Hacker News new | ask | show | jobs
by ltjohnson 5597 days ago
122,000 seemed absurdly large to me so I just looked up the paper you reference [1]. It looks like there is a calculation error in the paper.

The formula they use is n = 16 σ^2 / Δ^2. σ is the standard deviation, and Δ is the size of the difference. Thus in this problem, Δ = 0.05 and their formula gives n = 16 * (0.05 * (1-0.05)) / 0.05^2 = 304. This is much more in line with what you get from using a 2 sample proportion test (with H_a: p_1 =/= p_2), ~440 in each group [2].

But maybe I misunderstand their formula.

[1] http://exp-platform.com/hippo_long.aspx

[2] http://statpages.org/proppowr.html

edit: fixed Greek letters and added final comment.

2 comments

I think you misunderstand what they're doing with the formula. Delta is the size of the difference you want to detect. In this case, they're saying they want to detect a 5% (relative) change in a 5% (absolute) conversion rate. So σ^2 = 0.05 . (1-0.05), but Δ is 5% of 5% or 0.0025 and the denominator needs to be 0.0025^2.

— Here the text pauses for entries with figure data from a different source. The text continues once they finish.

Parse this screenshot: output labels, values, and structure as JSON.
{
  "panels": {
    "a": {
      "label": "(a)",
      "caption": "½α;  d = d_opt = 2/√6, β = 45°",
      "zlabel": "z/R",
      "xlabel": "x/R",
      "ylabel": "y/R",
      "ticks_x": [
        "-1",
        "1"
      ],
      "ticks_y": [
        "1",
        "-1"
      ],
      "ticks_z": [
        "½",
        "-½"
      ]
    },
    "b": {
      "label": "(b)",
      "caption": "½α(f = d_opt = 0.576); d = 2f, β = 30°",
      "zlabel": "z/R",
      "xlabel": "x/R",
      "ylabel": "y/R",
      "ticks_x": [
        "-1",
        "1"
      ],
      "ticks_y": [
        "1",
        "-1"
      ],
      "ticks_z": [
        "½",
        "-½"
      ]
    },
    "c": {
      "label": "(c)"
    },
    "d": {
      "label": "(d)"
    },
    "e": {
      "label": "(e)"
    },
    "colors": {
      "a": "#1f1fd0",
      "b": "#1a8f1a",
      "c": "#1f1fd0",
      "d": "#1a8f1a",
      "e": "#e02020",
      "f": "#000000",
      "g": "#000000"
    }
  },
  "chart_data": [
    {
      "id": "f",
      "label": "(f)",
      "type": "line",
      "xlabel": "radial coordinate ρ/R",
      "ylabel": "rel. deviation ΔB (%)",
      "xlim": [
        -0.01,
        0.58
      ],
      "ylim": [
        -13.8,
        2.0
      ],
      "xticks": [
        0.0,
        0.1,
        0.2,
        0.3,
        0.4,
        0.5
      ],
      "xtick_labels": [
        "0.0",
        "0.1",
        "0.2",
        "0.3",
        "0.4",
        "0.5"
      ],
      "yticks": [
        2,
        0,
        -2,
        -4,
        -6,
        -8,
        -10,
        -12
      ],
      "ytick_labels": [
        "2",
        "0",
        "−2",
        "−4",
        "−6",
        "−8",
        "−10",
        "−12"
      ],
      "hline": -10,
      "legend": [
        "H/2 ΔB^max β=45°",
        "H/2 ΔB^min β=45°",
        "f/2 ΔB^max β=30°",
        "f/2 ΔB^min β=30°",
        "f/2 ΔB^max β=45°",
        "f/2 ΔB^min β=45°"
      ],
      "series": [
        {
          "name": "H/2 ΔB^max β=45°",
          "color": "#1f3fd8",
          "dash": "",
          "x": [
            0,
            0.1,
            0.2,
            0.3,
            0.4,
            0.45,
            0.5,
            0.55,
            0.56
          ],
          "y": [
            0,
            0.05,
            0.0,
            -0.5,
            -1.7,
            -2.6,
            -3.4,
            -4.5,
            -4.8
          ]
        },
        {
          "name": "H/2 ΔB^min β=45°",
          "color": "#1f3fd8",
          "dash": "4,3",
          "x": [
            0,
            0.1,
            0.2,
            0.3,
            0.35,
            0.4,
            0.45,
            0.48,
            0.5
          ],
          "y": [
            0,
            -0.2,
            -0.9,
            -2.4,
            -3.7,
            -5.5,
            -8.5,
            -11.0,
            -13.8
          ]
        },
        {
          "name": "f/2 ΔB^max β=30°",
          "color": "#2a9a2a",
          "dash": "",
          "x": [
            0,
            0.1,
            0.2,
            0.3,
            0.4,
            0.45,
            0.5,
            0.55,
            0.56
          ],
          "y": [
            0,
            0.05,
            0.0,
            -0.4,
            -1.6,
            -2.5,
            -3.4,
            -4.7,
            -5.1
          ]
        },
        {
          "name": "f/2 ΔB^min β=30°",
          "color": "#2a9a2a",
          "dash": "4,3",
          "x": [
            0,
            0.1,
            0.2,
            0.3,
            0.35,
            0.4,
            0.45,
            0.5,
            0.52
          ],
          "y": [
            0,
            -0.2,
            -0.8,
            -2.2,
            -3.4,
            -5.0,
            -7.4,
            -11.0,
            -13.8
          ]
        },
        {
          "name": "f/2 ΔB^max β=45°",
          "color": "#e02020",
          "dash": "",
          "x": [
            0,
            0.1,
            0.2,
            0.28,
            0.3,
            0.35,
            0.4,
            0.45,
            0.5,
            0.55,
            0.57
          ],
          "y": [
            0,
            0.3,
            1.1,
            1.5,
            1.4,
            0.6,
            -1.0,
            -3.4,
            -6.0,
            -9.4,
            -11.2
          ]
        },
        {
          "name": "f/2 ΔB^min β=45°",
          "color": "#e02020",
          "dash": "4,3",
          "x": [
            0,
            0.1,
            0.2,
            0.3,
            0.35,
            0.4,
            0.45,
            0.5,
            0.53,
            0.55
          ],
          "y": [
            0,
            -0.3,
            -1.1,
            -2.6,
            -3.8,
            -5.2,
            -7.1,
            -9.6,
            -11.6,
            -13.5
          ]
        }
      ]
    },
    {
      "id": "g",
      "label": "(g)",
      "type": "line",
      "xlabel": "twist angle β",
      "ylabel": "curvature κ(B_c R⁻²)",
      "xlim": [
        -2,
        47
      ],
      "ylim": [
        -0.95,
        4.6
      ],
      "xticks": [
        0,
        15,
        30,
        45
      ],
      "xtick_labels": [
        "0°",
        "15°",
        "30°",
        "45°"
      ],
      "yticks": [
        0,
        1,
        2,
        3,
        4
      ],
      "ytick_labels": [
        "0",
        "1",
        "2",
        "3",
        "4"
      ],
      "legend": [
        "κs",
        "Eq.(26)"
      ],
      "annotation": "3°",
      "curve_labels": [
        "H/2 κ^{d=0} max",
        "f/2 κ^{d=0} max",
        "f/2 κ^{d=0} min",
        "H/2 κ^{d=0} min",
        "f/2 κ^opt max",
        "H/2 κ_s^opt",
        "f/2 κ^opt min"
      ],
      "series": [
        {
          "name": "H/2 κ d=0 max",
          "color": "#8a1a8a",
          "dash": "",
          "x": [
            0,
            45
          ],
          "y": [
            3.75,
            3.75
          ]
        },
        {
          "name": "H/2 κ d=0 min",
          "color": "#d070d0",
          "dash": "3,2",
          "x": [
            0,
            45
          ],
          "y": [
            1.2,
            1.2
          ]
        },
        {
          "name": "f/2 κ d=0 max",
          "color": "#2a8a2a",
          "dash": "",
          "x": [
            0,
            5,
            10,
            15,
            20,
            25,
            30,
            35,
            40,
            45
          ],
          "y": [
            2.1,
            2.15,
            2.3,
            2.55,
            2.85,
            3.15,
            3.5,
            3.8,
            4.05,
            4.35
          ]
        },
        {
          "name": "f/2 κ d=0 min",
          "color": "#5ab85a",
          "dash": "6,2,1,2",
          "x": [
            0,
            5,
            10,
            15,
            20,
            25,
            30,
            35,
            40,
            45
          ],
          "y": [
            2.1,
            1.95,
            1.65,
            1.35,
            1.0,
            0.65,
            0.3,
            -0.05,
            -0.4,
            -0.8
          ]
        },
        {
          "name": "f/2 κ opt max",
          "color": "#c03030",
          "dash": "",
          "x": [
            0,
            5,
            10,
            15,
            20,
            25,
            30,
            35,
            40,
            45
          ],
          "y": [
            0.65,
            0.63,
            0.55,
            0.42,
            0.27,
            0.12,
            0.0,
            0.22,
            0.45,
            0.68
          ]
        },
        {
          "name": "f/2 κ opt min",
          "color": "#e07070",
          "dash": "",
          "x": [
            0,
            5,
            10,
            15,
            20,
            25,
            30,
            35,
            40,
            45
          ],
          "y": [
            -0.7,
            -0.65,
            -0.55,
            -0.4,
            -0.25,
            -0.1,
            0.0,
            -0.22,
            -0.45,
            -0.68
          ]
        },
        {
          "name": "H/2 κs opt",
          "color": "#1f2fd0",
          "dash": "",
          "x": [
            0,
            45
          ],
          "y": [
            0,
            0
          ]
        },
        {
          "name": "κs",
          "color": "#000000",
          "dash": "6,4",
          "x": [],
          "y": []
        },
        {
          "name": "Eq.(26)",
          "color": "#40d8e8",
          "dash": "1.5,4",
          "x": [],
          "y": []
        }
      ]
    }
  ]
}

If you go to your reference [2] and enter the numbers 0.05, 80, 0.05, 0.0525, 1.0, you'll see that they come up with a sample size of about 122k in each group (so 244k in both together).

(The figure of 304 or 440 is what you would get if you wanted to detect an absolute change of 5% in the conversion rate: going from 5% to 0% or to 10%.)

You're right, reading the paper that way, they are trying to detect a change in convergence rate from 5% to 5.25%, I was confused by the use of % in two separate contexts in the same sentence. That being said, I think this is not a good argument against A/B testing.

Fair enough, it would take a very large sample (122K is close enough) to detect a change from 5% to 5.25%. Being concerned about a change that small seems really silly unless 0.0025 * N visitors * revenue per user is a big enough number to be concerned with. I contend it won't be unless either

(1) N visitors is very large or

(2) revenue per user is very large.

If (1) is true, then testing on 122K users is not a big deal. If (2) is true you probably want to have a much more targeted approach, like someone doing sales.

Fourteen relative changes of 5% will double your conversion rate. Or halve it. The cost of an A/B test is small enough that if it took, say, a sample size of 1000 then it would be well worth A/B testing changes that might make a 5% relative difference. On the other hand, if it takes a sample of 122k then indeed you might well decide not to bother -- e.g., because it might be impossible. Which is why "it takes 122k rather than 1k to tell with any confidence" is interesting.

(Rough numbers: suppose you get 1000 visitors per day and convert at 5%, and suppose each conversion is worth $10 to you. Then you're bringing in about $180k/year from them, and a relative change of 5% in that is about $9k. Seems worth doing a modestly-sized A/B test for, but if it takes 4 months then you might reasonably decide to spend your effort elsewhere. (Or, of course, not: the actual cost of doing the test is rather small. But a lot can change over 4 months.)

Interesting -- I'll check it out. (My working day has almost finished, so this thread will probably be dead before I get back it.)